Ist es das Gesetz selbst, das Gewalt über das Böse erlangt, obliegt ihm der Vollzug der Rache. Man begegnet auch in unseren Fernsehkanälen den amerikanischen Männern und Frauen, die anlässlich spektakulärer Verbrechen vor der Kamera mit düsterer Miene erklären, sie würden erst Ruhe finden, wenn der Mörder eines ihrer Anverwandten exekutiert wird und sie selbst dabei Zeuge sind. Zu hören waren solche stereotyp vorgetragenen Wünsche nach Rache etwa, nachdem die beiden Heckenschützen von Washington gefasst waren. Die Erleichterung über ihre Ergreifung war eine doppelte: das Unfassbare bekam ein Gesicht und konnte durch den Tod ausgelöscht werden.

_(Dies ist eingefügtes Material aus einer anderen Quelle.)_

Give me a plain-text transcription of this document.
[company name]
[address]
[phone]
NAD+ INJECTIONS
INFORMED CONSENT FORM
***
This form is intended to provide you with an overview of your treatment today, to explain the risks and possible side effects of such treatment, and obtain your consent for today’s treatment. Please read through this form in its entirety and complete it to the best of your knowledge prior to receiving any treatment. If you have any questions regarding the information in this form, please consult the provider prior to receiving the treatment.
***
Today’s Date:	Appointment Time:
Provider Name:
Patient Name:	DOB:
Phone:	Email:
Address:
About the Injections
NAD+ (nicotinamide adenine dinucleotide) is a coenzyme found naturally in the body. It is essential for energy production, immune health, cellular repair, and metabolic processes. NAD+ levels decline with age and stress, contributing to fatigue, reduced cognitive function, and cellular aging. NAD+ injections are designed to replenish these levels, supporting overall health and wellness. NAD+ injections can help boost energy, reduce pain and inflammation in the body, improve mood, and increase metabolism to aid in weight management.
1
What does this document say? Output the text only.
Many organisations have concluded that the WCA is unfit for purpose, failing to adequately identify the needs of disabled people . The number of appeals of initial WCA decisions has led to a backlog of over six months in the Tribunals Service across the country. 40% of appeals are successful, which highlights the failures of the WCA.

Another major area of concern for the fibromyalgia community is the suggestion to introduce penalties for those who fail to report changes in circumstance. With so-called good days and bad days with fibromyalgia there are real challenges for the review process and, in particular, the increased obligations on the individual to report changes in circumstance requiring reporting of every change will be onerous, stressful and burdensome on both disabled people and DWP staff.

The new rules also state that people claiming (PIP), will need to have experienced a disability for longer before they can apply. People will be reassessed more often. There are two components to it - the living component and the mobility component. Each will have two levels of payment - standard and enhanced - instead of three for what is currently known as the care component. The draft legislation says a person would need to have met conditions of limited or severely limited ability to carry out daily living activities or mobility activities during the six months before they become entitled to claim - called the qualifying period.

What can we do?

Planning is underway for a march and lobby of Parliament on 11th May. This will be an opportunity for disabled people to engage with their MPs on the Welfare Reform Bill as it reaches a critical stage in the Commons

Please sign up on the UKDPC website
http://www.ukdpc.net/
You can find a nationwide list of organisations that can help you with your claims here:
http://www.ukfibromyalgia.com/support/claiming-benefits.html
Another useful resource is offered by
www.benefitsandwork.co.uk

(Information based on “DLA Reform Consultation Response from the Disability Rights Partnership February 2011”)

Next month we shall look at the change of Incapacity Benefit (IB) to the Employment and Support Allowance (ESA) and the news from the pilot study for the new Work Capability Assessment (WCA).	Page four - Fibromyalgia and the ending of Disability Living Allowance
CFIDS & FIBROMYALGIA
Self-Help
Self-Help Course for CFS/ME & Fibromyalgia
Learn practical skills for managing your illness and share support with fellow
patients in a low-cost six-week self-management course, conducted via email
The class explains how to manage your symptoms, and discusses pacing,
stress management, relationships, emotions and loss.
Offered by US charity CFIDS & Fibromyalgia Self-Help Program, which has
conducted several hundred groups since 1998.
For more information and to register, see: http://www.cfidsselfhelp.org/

Das Böse, das in der Politik in eigene Reiche verwiesen und durch Krieg bekämpft wird, hat auch auf einer individuellen Ebene vom Erdboden zu verschwinden. Der Abgrund, als der das Böse erscheint, wird nicht überschritten, geschweige denn durchquert, sondern zugeschüttet wie ein Grab.
Tarantino macht Filme, von deren Gewalt er meint, sie hätte nicht das Geringste mit der Gewalt der realen Welt zu tun. Sie ist ihm ein innerfilmischer Bestandteil, bei dem sich die Frage nach gut und schlecht nur in ästhetischen Kategorien stellt. Entsprechend beliebig ist der Grund für Uma Thurmans Rachefeldzug in Kill Bill, auch wenn Tarantino das stärkste Motiv auswählt, das im amerikanischen Kino zu finden ist, nämlich die Zerstörung der Familie und – im weiteren Sinne – der Gemeinschaft.
Trotzdem ist das Motiv nur Vorwand für eine in Szene gesetzte Gewalt ohne Realitätswert. Ihr Unterhaltungswert besteht darin, dass sie sich in einer Aneinanderreihung ejakulativer Höhepunkte wie Pornografie ständig selbst zu überbieten trachtet.
Angesichts der Diskussion, die die Gewalt in Mel Gibsons Passionsfilm auslöste, stellt sich die Frage, warum Kill Bill mit seinen abgeschlagenen Köpfen, Blutfontänen und zuckenden Torsi von den Kritikern völlig problemlos als Genrefilm akzeptiert wird. Wird Gewalt in ihrer ethischen Dimension erst wahrgenommen, wenn sie sich, wie in dem Christusfilm, mit einer Botschaft verbindet – nämlich der, dass die von den Juden verursachten Leiden des Gekreuzigten nach Rache schreien? Könnte sich die blutige Kunstfertigkeit von Kill Bill, die nur für sich zu stehen scheint, nicht leicht mit einem Inhalt füllen, und sei es nur der, dass Gewalt Spaß macht?